Actions

GitHub Actions for CCAO Data projects.

This repo also includes reusable workflows (stored in the .github/workflows/ directory) and bash scripts to support them (stored in the .github/workflow/scripts/ directory.)

Quick links

• Actions
  • setup-terraform
  • cleanup-terraform
• Workflows
  • build-and-run-batch-job

Actions

The following composite actions are available for use:

setup-terraform

Install and configure Terraform and AWS for the correct workspace (staging or prod).

Requirements

• At least one Terraform (*.tf) config file must exist in the repo. The path to these files can be specified with the working-directory input variable (defaults to ".").
• The calling workflow must grant the following permissions to the job that calls this action:
  • contents: read
  • id-token: write
• Various required inputs and secrets must be passed in by the calling workflow. See the action file for details.

Sample usage

See the Setup Terraform step in the run job in the build-and-run-batch-job workflow.

cleanup-terraform

Delete all AWS resources managed by a Terraform configuration.

Requirements

See the requirements for setup-terraform.

Sample usage

See the sample usage for setup-terraform.

Workflows

The following reusable workflows are available for use:

build-and-run-batch-job

Build a Docker image, push it to the GitHub Container Registry, and then optionally use that container image to run a job on AWS Batch.

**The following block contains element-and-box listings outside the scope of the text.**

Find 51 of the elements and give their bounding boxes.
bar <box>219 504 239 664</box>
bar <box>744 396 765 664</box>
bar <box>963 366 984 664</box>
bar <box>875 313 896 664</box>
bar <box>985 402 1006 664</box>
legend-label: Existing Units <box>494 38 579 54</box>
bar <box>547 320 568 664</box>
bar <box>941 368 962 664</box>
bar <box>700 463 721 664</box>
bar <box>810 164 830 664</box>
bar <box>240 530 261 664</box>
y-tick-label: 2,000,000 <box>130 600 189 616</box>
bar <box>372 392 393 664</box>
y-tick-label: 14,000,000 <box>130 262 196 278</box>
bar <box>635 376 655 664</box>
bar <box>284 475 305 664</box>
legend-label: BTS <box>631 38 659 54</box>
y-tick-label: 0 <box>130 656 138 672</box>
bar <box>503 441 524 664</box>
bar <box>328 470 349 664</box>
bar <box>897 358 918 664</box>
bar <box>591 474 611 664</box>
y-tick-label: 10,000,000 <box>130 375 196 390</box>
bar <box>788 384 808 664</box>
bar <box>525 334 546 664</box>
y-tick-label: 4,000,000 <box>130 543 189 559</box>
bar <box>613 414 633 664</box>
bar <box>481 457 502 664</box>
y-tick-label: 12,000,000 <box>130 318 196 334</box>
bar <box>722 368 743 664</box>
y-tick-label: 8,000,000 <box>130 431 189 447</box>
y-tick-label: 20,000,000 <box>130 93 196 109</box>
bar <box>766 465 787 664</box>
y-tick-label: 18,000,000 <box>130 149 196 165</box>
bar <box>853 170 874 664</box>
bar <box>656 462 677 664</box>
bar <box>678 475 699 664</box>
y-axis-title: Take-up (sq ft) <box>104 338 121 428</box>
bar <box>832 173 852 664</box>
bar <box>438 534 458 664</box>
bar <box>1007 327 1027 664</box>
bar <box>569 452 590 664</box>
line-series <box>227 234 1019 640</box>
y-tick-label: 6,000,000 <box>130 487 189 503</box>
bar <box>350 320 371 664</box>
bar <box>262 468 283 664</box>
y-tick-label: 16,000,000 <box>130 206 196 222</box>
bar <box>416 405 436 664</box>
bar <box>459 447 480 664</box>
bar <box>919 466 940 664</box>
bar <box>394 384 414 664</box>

The Batch job will only run when the workflow is manually dispatched from the GitHub UI. Jobs are gated behind an environment called deploy, which can be configured to require approval before running. This is handy for intensive jobs that don't need to be run on every commit during development.

An optional cleanup step will run on the pull_request.closed event if the calling workflow is configured to run on that event as well. This step will delete all AWS resources provisioned by Terraform. No other steps will run on pull_request.closed.

The workflow is composed of three jobs:

• build: Always runs, except on the pull_request.closed event. Builds a Docker image and pushes it to GHCR.
• run: Runs after build only when manually dispatched and when the deploy environment is approved. Provisions a Batch compute environment, job queue, and job definition using the image built in the build step using Terraform, and then kicks off a job using that job definition. Waits for the job to complete before exiting.
• cleanup: Deletes all AWS resources created by the workflow. Only runs on the pull_request.closed event, in which case neither build nor run will run.

Requirements

• A Dockerfile must be defined in the root of the repo whose workflow is calling build-and-run-batch-job.
• An environment called deploy must be configured in the calling repo. This environment can be used to gate the run job behind approval.
• If you would like the cleanup step to run, the calling workflow must be configured to run on the pull_request.closed event.
• Various AWS VPC and IAM resources that are used across jobs are assumed to already exist. These resources are defined as data entities in the Terraform config for the workflow. In the future we could factor this out to make these resource IDs configurable, but for now they are hardcoded to point to the corresponding resources in the CCAO Data AWS organization. See the Terraform config for details.
• The calling workflow must grant the following permissions to the job that calls this workflow:
  • contents: read
  • id-token: write
  • packages: write
• Various required inputs and secrets must be passed in by the calling workflow. See the workflow file for details.

Sample usage

See the build-and-run-model workflow in model-res-avm.